Depuis la forêt de Dean, près de Chepstow, où il était en train de chasser, Guillaume rassembla une armée et marcha, pour la troisième fois en deux ans, vers York. Retardé au passage de l'Aire par de fortes pluies et les inondations qui en résultèrent, lorsque le roi arriva enfin à destination, la situation qui s'offrit à lui était plutôt décevante. En effet, les rebelles avaient déjà fui la ville et les Danois s'étaient retirés sur la rivière Trent avec l'important butin qu'ils avaient tiré de York. Sans sa propre flotte, Guillaume ne pouvait poursuivre les Danois. Il en revint donc à la vieille politique des rois anglo-saxons et les soudoya pour leur faire quitter le pays. Puis, addressant un message des plus clairs à tous ceux qui s'intéressaient encore de près ou de loin au nord de l'Angleterre, Guillaume décida de passer le réveillon de Noël 1069 à York, et alla même jusqu'à y déplacer les insignes royaux dans une déclaration d'intention sans équivoque.

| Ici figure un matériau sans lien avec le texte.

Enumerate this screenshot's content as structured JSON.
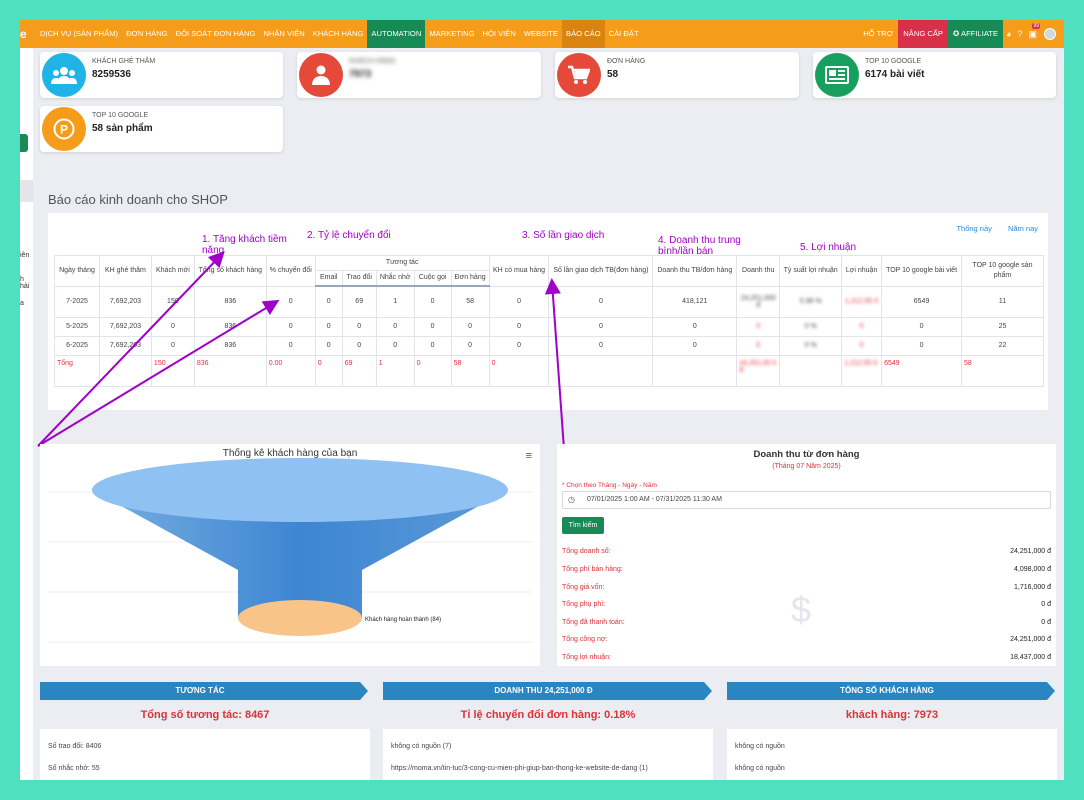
{
  "brand": "e",
  "nav": {
    "items": [
      "DỊCH VỤ (SẢN PHẨM)",
      "ĐƠN HÀNG",
      "ĐỐI SOÁT ĐƠN HÀNG",
      "NHÂN VIÊN",
      "KHÁCH HÀNG",
      "AUTOMATION",
      "MARKETING",
      "HỘI VIÊN",
      "WEBSITE",
      "BÁO CÁO",
      "CÀI ĐẶT"
    ],
    "support": "HỖ TRỢ",
    "upgrade": "NÂNG CẤP",
    "affiliate": "AFFILIATE",
    "notif_count": "99"
  },
  "sidebar": {
    "fragments": [
      "iên",
      "h hài",
      "a"
    ]
  },
  "stats": [
    {
      "label": "KHÁCH GHÉ THĂM",
      "value": "8259536",
      "color": "#1fb3e6",
      "icon": "users-icon"
    },
    {
      "label": "KHÁCH HÀNG",
      "value": "7973",
      "color": "#e5493a",
      "icon": "user-icon"
    },
    {
      "label": "ĐƠN HÀNG",
      "value": "58",
      "color": "#e5493a",
      "icon": "cart-icon"
    },
    {
      "label": "TOP 10 GOOGLE",
      "value": "6174 bài viết",
      "color": "#17a05d",
      "icon": "newspaper-icon"
    },
    {
      "label": "TOP 10 GOOGLE",
      "value": "58 sản phẩm",
      "color": "#f59c1a",
      "icon": "product-p-icon"
    }
  ],
  "report": {
    "title": "Báo cáo kinh doanh cho SHOP",
    "link_today": "Thống này",
    "link_year": "Năm nay",
    "group_header": "Tương tác",
    "headers": [
      "Ngày tháng",
      "KH ghé thăm",
      "Khách mới",
      "Tổng số khách hàng",
      "% chuyển đổi",
      "Email",
      "Trao đổi",
      "Nhắc nhở",
      "Cuộc gọi",
      "Đơn hàng",
      "KH có mua hàng",
      "Số lần giao dịch TB(đơn hàng)",
      "Doanh thu TB/đơn hàng",
      "Doanh thu",
      "Tỷ suất lợi nhuận",
      "Lợi nhuận",
      "TOP 10 google bài viết",
      "TOP 10 google sản phẩm"
    ],
    "rows": [
      [
        "7-2025",
        "7,692,203",
        "150",
        "836",
        "0",
        "0",
        "69",
        "1",
        "0",
        "58",
        "0",
        "0",
        "418,121",
        "24,251,000 đ",
        "5.98 %",
        "1,212,55 0",
        "6549",
        "11"
      ],
      [
        "5-2025",
        "7,692,203",
        "0",
        "836",
        "0",
        "0",
        "0",
        "0",
        "0",
        "0",
        "0",
        "0",
        "0",
        "0",
        "0 %",
        "0",
        "0",
        "25"
      ],
      [
        "6-2025",
        "7,692,203",
        "0",
        "836",
        "0",
        "0",
        "0",
        "0",
        "0",
        "0",
        "0",
        "0",
        "0",
        "0",
        "0 %",
        "0",
        "0",
        "22"
      ]
    ],
    "total": [
      "Tổng",
      "",
      "150",
      "836",
      "0.00",
      "0",
      "69",
      "1",
      "0",
      "58",
      "0",
      "",
      "",
      "24,251,00 0 đ",
      "",
      "1,212,55 0",
      "6549",
      "58"
    ]
  },
  "annotations": [
    "1. Tăng khách tiềm năng",
    "2. Tỷ lệ chuyển đổi",
    "3. Số lần giao dịch",
    "4. Doanh thu trung bình/lần bán",
    "5. Lợi nhuận"
  ],
  "funnel": {
    "title": "Thống kê khách hàng của bạn",
    "label": "Khách hàng hoàn thành (84)"
  },
  "revenue": {
    "title": "Doanh thu từ đơn hàng",
    "subtitle": "(Tháng 07 Năm 2025)",
    "filter_label": "* Chọn theo Tháng - Ngày - Năm",
    "date_range": "07/01/2025 1:00 AM - 07/31/2025 11:30 AM",
    "search_button": "Tìm kiếm",
    "rows": [
      {
        "k": "Tổng doanh số:",
        "v": "24,251,000 đ"
      },
      {
        "k": "Tổng phí bán hàng:",
        "v": "4,098,000 đ"
      },
      {
        "k": "Tổng giá vốn:",
        "v": "1,716,000 đ"
      },
      {
        "k": "Tổng phụ phí:",
        "v": "0 đ"
      },
      {
        "k": "Tổng đã thanh toán:",
        "v": "0 đ"
      },
      {
        "k": "Tổng công nợ:",
        "v": "24,251,000 đ"
      },
      {
        "k": "Tổng lợi nhuận:",
        "v": "18,437,000 đ"
      }
    ]
  },
  "panels": [
    {
      "head": "TƯƠNG TÁC",
      "big": "Tổng số tương tác: 8467",
      "lines": [
        "Số trao đổi: 8406",
        "Số nhắc nhở: 55"
      ]
    },
    {
      "head": "DOANH THU 24,251,000 Đ",
      "big": "Tỉ lệ chuyển đổi đơn hàng: 0.18%",
      "lines": [
        "không có nguồn (7)",
        "https://moma.vn/tin-tuc/3-cong-cu-mien-phi-giup-ban-thong-ke-website-de-dang (1)"
      ]
    },
    {
      "head": "TỔNG SỐ KHÁCH HÀNG",
      "big": "khách hàng: 7973",
      "lines": [
        "không có nguồn",
        "không có nguồn"
      ]
    }
  ]
}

La dévastation du Nord de l'Angleterre
Au cours de l'hiver 1069-1070, les rebelles demeurant dans le nord de l'Angleterre furent impitoyablement pourchassés, exécutés ou mutilés. Afin que la population locale se mette bien en tête que Guillaume avait bien l'intention de rester définitivement, de vastes portions du territoire du nord de l'Angleterre - depuis Chester et Shrewsbury à l'ouest jusqu'à la côte nord-est de Cleveland- furent ravagées. À l'époque, une telle campagne de dévastation n'était guère controversée, mais elle n'en restait pas moins très brutale. En effet, le bétail, les récoltes, ainsi que les outils agricoles furent incendiés dans le but de couper toute source d'approvisionement potentielle à une armée rebelle dans le nord. Ainsi que le résume la Chronique anglo-saxonne, Guillaume 'ravagea et dévasta entièrement ce comté [York]' (cité dans Allen Brown, 74). En conséquence, le peuple fut réduit à la famine. Une chronique du début du XIIeme siècle rédigée par Orderic Vital (un moine de l'Abbaye de Saint-Évroult en Normandie) estime le taux de mortalité causé par la pénurie de nourriture à 100 000 hommes, femmes et enfants. Il résume l'impitoyable stratégie de Guillaume de la façon suivante:
Il en fit périr un grand nombre par vengeance, détruisit les repaires de nombreux autres, dévasta les terres et réduisit les maisons en cendres. En nul autre endroit, Guillaume avait-il fait preuve de tant de cruauté. En grande honte il se livra à son vice, car il ne fit aucun effort pour contenir sa fureur et son bras s'abattit aussi bien sur l'innocent que sur le coupable. Dans sa colère, il ordonna que toutes les récoltes et tous les troupeaux, les biens personnels et les aliments de toutes sortes soient rassemblés et réduits en cendres par un feu dévorant, de sorte que toute la région au nord de l'Humber soit privée de toute subsistance.
(cité dans Bennett, 52-3)
S'il est toujours possible que les sources anti-normandes aient exagéré la sévérité de la dévastation de Guillaume, les souffrances qu'elle entraîna semblent évidentes dans la mesure où les populations affectées se virent contraintes de manger tout ce qu'elles pouvaient trouver pour subsister - depuis les chiens jusqu'aux cadavres humains - et où un grand nombre de personnes en fut réduit à se vendre en esclavage pour pouvoir survivre. En effet, dans le Domesday Book de 1086-7, ce registre soigneusement compilé et exhaustif des biens fonciers et immobiliers de l'Angleterre normande, de nombreuses entrées décrivent les régions septentrionales de l'Angleterre comme de simples 'terres en friche' et le Northumberland ne méritait même pas d'y être répertorié.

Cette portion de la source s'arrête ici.